One of the misconceptions about leased lands is that non-owner operators do not care about the land they lease and that non-operator landowners are only interested in getting paid and not in the management and long-term care of the property. American Farmland Trust recently released a report on a survey “Understanding and Activating Non-Operator Landowners: Non-Operator Landowner Survey Multi-State Report” that helped put some of those misconceptions aside. The main outcome of the report was that both parties can and do have stewardship values that guide their rental and leasing of lands. The following takeaways from the report can provide insight to both lessors and lessees who are interested in maintaining stewardship principles as a goal.

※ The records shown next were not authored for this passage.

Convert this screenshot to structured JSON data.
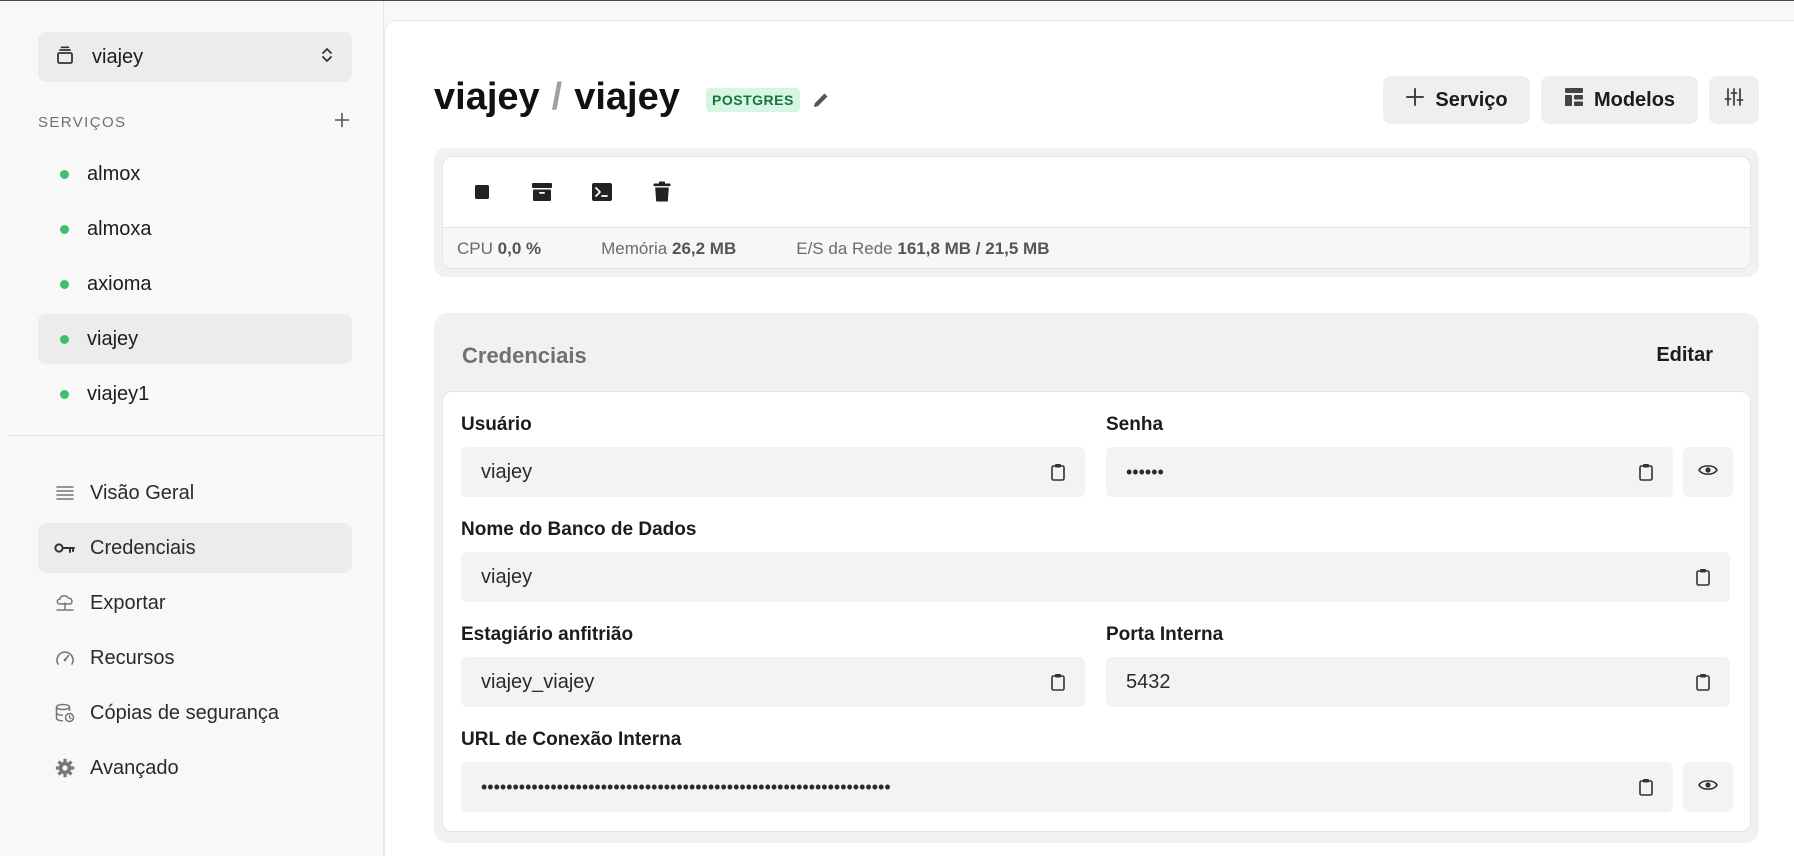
{
  "sidebar": {
    "project": "viajey",
    "services_title": "SERVIÇOS",
    "services": [
      {
        "name": "almox"
      },
      {
        "name": "almoxa"
      },
      {
        "name": "axioma"
      },
      {
        "name": "viajey"
      },
      {
        "name": "viajey1"
      }
    ],
    "nav": [
      {
        "label": "Visão Geral",
        "icon": "list-icon"
      },
      {
        "label": "Credenciais",
        "icon": "key-icon"
      },
      {
        "label": "Exportar",
        "icon": "cloud-export-icon"
      },
      {
        "label": "Recursos",
        "icon": "gauge-icon"
      },
      {
        "label": "Cópias de segurança",
        "icon": "database-backup-icon"
      },
      {
        "label": "Avançado",
        "icon": "gear-icon"
      }
    ]
  },
  "header": {
    "project": "viajey",
    "separator": "/",
    "service": "viajey",
    "badge": "POSTGRES",
    "buttons": {
      "service": "Serviço",
      "models": "Modelos"
    }
  },
  "metrics": {
    "cpu_label": "CPU",
    "cpu_value": "0,0 %",
    "mem_label": "Memória",
    "mem_value": "26,2 MB",
    "net_label": "E/S da Rede",
    "net_value": "161,8 MB / 21,5 MB"
  },
  "credentials": {
    "title": "Credenciais",
    "edit_label": "Editar",
    "user_label": "Usuário",
    "user_value": "viajey",
    "password_label": "Senha",
    "password_value": "••••••",
    "dbname_label": "Nome do Banco de Dados",
    "dbname_value": "viajey",
    "host_label": "Estagiário anfitrião",
    "host_value": "viajey_viajey",
    "port_label": "Porta Interna",
    "port_value": "5432",
    "url_label": "URL de Conexão Interna",
    "url_value": "•••••••••••••••••••••••••••••••••••••••••••••••••••••••••••••••••"
  },
  "colors": {
    "status_dot": "#3fbf6f",
    "badge_bg": "#d6f5e2",
    "badge_text": "#16773d"
  }
}
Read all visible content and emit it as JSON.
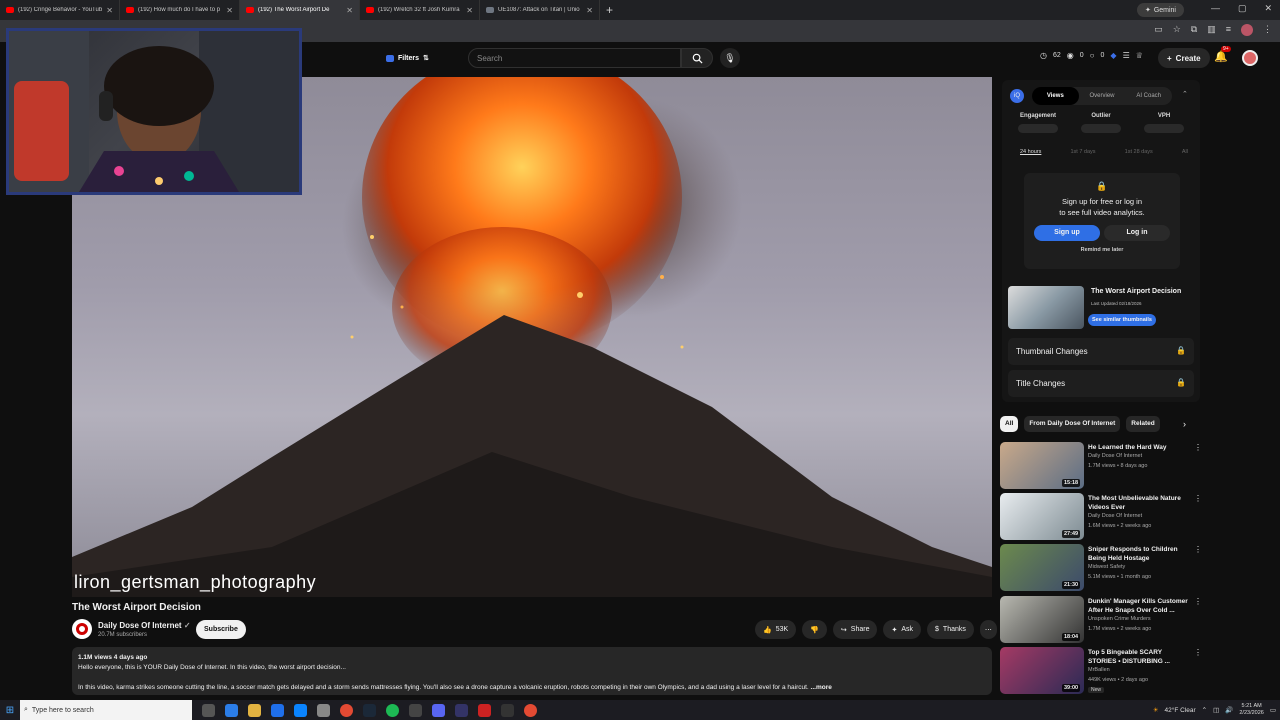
{
  "browser": {
    "tabs": [
      {
        "label": "(192) Cringe Behavior - YouTub",
        "active": false
      },
      {
        "label": "(192) How much do I have to p",
        "active": false
      },
      {
        "label": "(192) The Worst Airport De",
        "active": true
      },
      {
        "label": "(192) Wretch 32 ft Josh Kumra",
        "active": false
      },
      {
        "label": "UE1087: Attack on Titan | Unio",
        "active": false
      }
    ],
    "new_tab": "+",
    "gemini_label": "Gemini"
  },
  "header": {
    "filters_label": "Filters",
    "search_placeholder": "Search",
    "stats": {
      "a": "62",
      "b": "0",
      "c": "0"
    },
    "create_label": "Create",
    "notif_badge": "9+"
  },
  "video": {
    "watermark": "liron_gertsman_photography",
    "title": "The Worst Airport Decision",
    "channel": "Daily Dose Of Internet",
    "subscribers": "20.7M subscribers",
    "subscribe_label": "Subscribe",
    "likes": "53K",
    "share_label": "Share",
    "ask_label": "Ask",
    "thanks_label": "Thanks",
    "meta": "1.1M views  4 days ago",
    "desc_line1": "Hello everyone, this is YOUR Daily Dose of Internet. In this video, the worst airport decision...",
    "desc_line2": "In this video, karma strikes someone cutting the line, a soccer match gets delayed and a storm sends mattresses flying. You'll also see a drone capture a volcanic eruption, robots competing in their own Olympics, and a dad using a laser level for a haircut.",
    "more_label": "...more"
  },
  "analytics": {
    "tabs": [
      "Views",
      "Overview",
      "AI Coach"
    ],
    "metrics": [
      "Engagement",
      "Outlier",
      "VPH"
    ],
    "ranges": [
      "24 hours",
      "1st 7 days",
      "1st 28 days",
      "All"
    ],
    "lock_line1": "Sign up for free or log in",
    "lock_line2": "to see full video analytics.",
    "signup_label": "Sign up",
    "login_label": "Log in",
    "remind_label": "Remind me later",
    "thumb_title": "The Worst Airport Decision",
    "thumb_updated": "Last Updated 02/18/2026",
    "similar_label": "See similar thumbnails",
    "thumbnail_changes": "Thumbnail Changes",
    "title_changes": "Title Changes"
  },
  "chips": [
    "All",
    "From Daily Dose Of Internet",
    "Related"
  ],
  "recommendations": [
    {
      "title": "He Learned the Hard Way",
      "channel": "Daily Dose Of Internet",
      "views": "1.7M views • 8 days ago",
      "duration": "15:18",
      "colors": [
        "#c9a98a",
        "#5b6d85"
      ]
    },
    {
      "title": "The Most Unbelievable Nature Videos Ever",
      "channel": "Daily Dose Of Internet",
      "views": "1.6M views • 2 weeks ago",
      "duration": "27:49",
      "colors": [
        "#e8ecef",
        "#7d8b92"
      ]
    },
    {
      "title": "Sniper Responds to Children Being Held Hostage",
      "channel": "Midwest Safety",
      "views": "5.1M views • 1 month ago",
      "duration": "21:30",
      "colors": [
        "#6c8a4d",
        "#3c4a6b"
      ]
    },
    {
      "title": "Dunkin' Manager Kills Customer After He Snaps Over Cold ...",
      "channel": "Unspoken Crime Murders",
      "views": "1.7M views • 2 weeks ago",
      "duration": "18:04",
      "colors": [
        "#b8b8b0",
        "#333333"
      ]
    },
    {
      "title": "Top 5 Bingeable SCARY STORIES • DISTURBING ...",
      "channel": "MrBallen",
      "views": "449K views • 2 days ago",
      "duration": "39:00",
      "new": "New",
      "colors": [
        "#a53a64",
        "#2a2a55"
      ]
    }
  ],
  "taskbar": {
    "search_placeholder": "Type here to search",
    "weather": "42°F  Clear",
    "time": "5:21 AM",
    "date": "2/23/2026"
  }
}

Lessors: Actively seek lessees who share the same principles. Put stewardship principles and expectations into the contract as well as ways to monitor and create accountability for lessees to maintain long-term sustainability for rented lands. Stewardship and conservation tools as well as financial and technical support are still available on rented lands.
Lessees: Ask for multiple-year leases to build sustainability in practices and economics. Develop forage, grazing and livestock management plans even on rented lands.
Both: Establish clear communication options and plans, especially for conflict management. Make clear who covers what expenses and costs.
The upward trend in leased lands was seen in both the 2012 Census of Agriculture and the 2017 Census of Agriculture. If there is no significant change in trends in the buying of agriculture lands, we anticipate that the 2022 Census of Agriculture will see a continued upward number of lands owned by non-operating landlords as well as an increasing percentage of production lands that are leased for use.
In the future, we anticipate that more resources will be found within the industry to help solve these new challenges. Potential solutions could include information on managing and leasing contracts, how to find available leased lands, ways to advertise for like-minded lessees, and managing risk for leased lands. In any case, both lessors and lessees will have roles to play in defining the sustainability of those landscapes in the near future.